Speaker after speaker emphasized the importance of respecting cultural traditions and learning from the past, a past that for the Kumeyaay, extends back 10,000 years or more. They also pledged tribal council unity to create a vision for the future.
 

Newly elected Chairman Pico said he looks forward to leading his people “down a new path that is exciting and sustainable…This is about us as a people. What will we be 100 years from now?”

For thousands of years, Kumeyaay ancestors respected all of creation, he noted, but later suffered “unspeakable genocide” as well as stolen lands and broken treaties. “We were literally pushed into the rocks.”

 

He recalled the sacrifices made for future generations by the ancient Kumeyaay and to the original shareholders of the valley. “We owe them a great debt of gratitude, which is why we must embrace the pain and uncertainty of our future and create a place for those not yet born, those for 175 years from now, those of the seventh generation from today,” he said. “We will need courage going forth—and my experience with you in the last 20 years, courage is what you have an abundance of.”
 

In the 1930s, the tribe followed through on a vision for the future and bought land on the site of the current generation, including the community center where the swearing-in ceremony was held. Later, Indian gaming brought economic prosperity to the tribe—but also challenges. Now Pico says it is time for the tribe to once again create a new vision for its future.
 

“We have seen more changes in the last 50 years than our ancestors saw in 10,000 years,” Pico observed. Some tribal elders worried that younger Viejas members would lose their language and customs. “We were propelled forward by gaming so fast that the wheels almost fell off the race car.”

Pico believes that everything his people need stems from good governance. “Now is the time to take a closer look at our government,” he said. “We have cracks to fill and bricks to build…That’s nation building.” He told tribal members present, “I invite all of you to join in the nation building effort. I can provide guidance and leadership, along with your tribal council—but it will take an entire community to make it happen.”
 

Thomas Hyde, an esteemed elder, performed a ceremonial blessing with burning sage. Two other tribal members performed a traditional bird song before the swearing in by Judge Anthony Brandenburg, Chief Judge of the Intertribal Court of Southern California. The event, attended by San Diego community leaders and elected officials as well as tribal members, also included a luncheon.
 

Pico spoke last, following Kumeyaay tradition. Other tribal council members also addressed the audience.
 

Vice Chairman Robert “Cita” Welch Jr. emphasized the importance of sovereignty, the right for a tribe to govern itself, but added, “To protect our sovereignty, we must use it wisely.” He also stressed the importance of creating “a sense of hope and to push our children to receive a degree from college,” noting that education provides hope for the future.
 

Secretary Anita R. Uqualla urged the people not to be like a silent breeze, but instead “be like the loud, strong wind that blows through here and moves things.”
 

Samuel Q. Brown, Treasurer, expressed gratitude to his parents and the lessons he learned growing up on the reservation. “We as a people have always been investors,” he said, praising ancestors who in the 1930s made the decision to buy 1,600 acres of land for Viejas. He likened the act to planting an acorn, knowing that the tree that grows from it will not bear fruit in a lifetime, but will provide food for future generations. He said the tribal council needs to draw on lessons from the past to “lead us again to prosperity, but that this will require a unified vision. “What will be our contribution, our oak trees, for future generations?” he asked.
 

Greybuck Espinoza, Councilman, agreed, and pledged to work toward “unity, discipline, and a vision we can all believe in.”

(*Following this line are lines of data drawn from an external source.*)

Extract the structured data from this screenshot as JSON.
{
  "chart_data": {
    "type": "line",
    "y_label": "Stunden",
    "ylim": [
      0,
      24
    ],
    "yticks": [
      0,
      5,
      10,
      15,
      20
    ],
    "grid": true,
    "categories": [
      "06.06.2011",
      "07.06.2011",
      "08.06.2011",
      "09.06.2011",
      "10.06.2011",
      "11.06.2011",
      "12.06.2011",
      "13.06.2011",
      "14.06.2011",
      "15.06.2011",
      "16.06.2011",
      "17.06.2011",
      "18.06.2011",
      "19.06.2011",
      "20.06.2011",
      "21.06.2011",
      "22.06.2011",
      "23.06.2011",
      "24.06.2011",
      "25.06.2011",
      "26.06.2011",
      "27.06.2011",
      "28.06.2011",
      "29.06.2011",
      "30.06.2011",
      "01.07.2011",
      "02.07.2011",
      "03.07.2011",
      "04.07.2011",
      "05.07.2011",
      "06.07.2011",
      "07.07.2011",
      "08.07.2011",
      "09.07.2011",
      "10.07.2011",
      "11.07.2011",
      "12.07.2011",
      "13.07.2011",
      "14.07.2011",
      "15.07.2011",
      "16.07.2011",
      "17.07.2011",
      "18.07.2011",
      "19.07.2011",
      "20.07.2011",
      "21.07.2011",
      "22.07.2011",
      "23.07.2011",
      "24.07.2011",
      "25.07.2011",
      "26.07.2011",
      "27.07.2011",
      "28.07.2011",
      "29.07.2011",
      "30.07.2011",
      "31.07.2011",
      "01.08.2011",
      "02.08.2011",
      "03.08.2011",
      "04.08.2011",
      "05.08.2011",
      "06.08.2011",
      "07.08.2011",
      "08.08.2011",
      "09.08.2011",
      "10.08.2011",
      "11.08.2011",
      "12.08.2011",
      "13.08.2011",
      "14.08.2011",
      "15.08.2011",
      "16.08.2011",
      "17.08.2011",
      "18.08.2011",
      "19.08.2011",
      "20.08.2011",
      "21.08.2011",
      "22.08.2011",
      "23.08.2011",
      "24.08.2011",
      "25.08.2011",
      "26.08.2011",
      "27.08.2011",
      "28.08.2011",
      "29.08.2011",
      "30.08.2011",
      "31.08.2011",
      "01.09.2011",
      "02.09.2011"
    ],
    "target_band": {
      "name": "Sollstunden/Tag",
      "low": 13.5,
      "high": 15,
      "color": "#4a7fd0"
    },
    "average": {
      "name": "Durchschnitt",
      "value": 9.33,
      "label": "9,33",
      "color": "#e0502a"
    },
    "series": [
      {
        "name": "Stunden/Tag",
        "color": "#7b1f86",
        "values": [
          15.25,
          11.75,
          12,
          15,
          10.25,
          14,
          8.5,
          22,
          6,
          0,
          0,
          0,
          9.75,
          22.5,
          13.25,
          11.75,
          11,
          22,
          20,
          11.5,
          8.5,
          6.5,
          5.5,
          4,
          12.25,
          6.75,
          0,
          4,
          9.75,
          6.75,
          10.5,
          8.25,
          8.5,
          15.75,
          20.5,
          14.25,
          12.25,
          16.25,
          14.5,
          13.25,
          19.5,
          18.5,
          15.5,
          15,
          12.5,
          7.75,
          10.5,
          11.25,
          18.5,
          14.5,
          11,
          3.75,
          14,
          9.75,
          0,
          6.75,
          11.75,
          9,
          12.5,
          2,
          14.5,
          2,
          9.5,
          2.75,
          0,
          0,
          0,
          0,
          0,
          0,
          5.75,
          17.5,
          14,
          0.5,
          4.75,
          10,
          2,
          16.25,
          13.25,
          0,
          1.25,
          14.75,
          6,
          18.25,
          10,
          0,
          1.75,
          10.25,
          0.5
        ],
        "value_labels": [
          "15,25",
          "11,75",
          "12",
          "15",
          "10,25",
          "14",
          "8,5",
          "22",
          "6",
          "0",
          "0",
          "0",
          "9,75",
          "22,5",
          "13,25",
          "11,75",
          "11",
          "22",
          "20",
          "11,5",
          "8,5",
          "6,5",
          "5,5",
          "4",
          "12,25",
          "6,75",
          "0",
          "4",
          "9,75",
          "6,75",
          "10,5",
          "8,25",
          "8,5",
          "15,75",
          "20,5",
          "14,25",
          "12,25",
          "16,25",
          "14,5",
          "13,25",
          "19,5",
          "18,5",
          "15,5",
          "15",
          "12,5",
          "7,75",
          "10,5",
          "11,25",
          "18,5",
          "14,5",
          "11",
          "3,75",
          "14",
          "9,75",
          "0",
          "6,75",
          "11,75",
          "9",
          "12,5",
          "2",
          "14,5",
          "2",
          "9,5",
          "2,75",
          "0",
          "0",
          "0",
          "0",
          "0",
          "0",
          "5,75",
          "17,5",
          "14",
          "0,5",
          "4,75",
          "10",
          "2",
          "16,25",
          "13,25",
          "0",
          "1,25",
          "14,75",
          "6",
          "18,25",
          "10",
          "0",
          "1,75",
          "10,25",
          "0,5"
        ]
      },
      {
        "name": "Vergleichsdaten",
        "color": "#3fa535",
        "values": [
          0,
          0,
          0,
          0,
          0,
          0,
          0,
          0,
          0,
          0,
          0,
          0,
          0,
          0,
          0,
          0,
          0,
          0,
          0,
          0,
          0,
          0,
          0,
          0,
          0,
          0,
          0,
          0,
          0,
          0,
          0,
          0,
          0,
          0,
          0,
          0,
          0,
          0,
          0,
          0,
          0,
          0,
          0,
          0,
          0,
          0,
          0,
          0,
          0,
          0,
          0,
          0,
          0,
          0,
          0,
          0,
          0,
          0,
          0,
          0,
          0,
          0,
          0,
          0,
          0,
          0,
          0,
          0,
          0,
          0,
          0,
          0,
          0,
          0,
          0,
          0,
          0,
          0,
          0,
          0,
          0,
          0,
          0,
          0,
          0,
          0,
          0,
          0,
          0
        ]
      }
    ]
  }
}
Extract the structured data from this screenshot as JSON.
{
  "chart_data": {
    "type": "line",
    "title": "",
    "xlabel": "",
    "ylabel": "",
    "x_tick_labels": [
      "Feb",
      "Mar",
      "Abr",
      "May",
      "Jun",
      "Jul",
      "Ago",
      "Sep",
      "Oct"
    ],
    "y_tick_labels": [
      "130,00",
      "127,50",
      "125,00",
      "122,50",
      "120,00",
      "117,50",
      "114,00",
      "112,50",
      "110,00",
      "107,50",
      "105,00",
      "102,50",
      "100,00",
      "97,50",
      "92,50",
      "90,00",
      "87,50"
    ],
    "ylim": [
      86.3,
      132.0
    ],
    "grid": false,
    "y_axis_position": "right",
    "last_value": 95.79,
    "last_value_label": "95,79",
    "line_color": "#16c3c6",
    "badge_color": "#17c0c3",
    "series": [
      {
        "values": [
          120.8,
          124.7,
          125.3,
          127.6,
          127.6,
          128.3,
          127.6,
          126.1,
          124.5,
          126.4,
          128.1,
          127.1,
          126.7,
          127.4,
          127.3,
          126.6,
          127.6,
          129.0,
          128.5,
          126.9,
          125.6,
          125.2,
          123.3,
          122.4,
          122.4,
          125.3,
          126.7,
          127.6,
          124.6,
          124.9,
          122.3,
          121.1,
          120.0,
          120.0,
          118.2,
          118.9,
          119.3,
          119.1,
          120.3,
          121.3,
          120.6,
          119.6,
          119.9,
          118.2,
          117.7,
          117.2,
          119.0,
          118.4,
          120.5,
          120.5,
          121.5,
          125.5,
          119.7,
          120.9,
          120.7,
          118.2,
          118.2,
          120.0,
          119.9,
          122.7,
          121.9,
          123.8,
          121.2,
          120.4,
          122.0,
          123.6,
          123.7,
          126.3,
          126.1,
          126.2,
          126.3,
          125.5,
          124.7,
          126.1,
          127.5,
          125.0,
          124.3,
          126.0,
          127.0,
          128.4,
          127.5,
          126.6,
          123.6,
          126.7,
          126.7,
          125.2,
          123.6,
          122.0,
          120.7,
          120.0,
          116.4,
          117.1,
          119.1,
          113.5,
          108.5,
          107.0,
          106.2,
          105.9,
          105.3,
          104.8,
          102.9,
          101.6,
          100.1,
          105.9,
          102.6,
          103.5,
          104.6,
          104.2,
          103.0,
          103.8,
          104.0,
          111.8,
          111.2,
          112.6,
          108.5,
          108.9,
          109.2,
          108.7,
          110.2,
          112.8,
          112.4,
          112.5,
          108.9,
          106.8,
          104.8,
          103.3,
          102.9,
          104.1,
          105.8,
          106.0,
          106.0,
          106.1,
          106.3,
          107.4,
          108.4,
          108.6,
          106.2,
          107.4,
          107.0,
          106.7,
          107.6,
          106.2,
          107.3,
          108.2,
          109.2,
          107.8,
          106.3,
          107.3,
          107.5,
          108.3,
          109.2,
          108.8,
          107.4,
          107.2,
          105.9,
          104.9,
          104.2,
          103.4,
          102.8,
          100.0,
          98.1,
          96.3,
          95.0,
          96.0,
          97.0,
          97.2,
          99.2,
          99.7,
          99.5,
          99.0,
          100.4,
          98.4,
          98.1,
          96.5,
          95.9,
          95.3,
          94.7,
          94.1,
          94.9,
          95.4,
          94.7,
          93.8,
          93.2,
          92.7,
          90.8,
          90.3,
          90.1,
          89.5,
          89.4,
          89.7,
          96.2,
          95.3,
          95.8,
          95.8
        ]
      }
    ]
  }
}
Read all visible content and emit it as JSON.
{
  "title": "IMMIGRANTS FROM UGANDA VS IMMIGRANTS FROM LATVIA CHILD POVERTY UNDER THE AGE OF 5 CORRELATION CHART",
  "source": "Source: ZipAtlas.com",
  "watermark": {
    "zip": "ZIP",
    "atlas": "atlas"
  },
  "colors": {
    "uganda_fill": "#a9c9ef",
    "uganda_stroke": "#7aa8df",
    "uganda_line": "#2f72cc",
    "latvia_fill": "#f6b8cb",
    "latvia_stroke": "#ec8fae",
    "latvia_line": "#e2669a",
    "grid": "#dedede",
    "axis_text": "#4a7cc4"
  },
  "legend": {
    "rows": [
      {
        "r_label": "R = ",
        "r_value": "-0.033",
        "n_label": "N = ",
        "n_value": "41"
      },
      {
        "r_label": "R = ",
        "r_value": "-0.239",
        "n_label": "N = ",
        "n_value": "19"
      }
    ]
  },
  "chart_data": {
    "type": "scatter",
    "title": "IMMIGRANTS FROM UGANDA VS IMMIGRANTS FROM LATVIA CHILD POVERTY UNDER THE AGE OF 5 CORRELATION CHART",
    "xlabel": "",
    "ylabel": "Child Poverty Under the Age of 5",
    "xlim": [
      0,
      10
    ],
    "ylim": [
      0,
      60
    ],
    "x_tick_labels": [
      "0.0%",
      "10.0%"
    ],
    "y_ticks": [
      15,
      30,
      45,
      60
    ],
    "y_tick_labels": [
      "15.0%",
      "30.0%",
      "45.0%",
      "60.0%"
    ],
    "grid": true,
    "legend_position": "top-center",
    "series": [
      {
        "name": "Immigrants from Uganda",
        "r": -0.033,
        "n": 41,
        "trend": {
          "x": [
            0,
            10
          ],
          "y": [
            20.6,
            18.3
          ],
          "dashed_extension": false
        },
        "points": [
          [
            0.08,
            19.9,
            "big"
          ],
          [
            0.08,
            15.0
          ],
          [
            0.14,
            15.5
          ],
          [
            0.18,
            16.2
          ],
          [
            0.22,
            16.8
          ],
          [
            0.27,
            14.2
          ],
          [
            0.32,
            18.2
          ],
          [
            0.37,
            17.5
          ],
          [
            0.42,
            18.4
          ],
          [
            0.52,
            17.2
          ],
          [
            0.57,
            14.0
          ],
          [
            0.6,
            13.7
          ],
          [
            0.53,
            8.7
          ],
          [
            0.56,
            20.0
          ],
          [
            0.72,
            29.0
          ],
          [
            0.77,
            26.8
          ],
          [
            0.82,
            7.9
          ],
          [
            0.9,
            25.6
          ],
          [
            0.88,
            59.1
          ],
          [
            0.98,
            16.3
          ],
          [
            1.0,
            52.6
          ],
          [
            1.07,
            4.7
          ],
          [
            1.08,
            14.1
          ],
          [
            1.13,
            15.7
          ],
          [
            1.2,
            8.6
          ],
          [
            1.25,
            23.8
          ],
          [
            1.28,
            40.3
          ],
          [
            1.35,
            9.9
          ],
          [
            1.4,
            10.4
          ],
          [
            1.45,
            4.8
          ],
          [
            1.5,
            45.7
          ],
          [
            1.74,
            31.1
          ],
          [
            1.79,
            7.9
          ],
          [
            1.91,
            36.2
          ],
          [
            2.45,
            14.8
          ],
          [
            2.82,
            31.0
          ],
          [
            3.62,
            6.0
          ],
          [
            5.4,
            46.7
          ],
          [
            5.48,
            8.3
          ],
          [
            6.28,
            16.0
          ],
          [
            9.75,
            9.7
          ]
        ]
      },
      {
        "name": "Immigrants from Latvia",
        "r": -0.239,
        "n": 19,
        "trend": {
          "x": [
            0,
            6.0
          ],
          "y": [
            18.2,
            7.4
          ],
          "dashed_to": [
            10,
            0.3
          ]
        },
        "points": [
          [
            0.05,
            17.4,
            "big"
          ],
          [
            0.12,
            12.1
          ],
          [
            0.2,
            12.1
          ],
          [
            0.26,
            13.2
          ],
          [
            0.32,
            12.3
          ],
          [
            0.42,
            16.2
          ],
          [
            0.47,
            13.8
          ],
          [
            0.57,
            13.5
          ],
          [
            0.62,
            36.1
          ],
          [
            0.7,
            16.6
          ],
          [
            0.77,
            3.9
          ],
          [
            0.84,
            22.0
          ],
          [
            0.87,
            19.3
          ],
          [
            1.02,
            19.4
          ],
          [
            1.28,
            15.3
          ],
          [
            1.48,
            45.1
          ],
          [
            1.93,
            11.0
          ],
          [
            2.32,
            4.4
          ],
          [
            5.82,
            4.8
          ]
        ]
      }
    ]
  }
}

Victor Woods, Councilman, said spirituality and more use of Native language are important values. “I have turned my life around,” he said, “and I stand before you today to give back.”
 

Raymond “Bear” Cuero, Councilman, welcomed the audience with a traditional Kumeyaay greeting, “Howka!” Echoing the sentiments of other new leaders on the tribal council, Cuero said that tribal customs, visions, and education “are extremely important to our future.”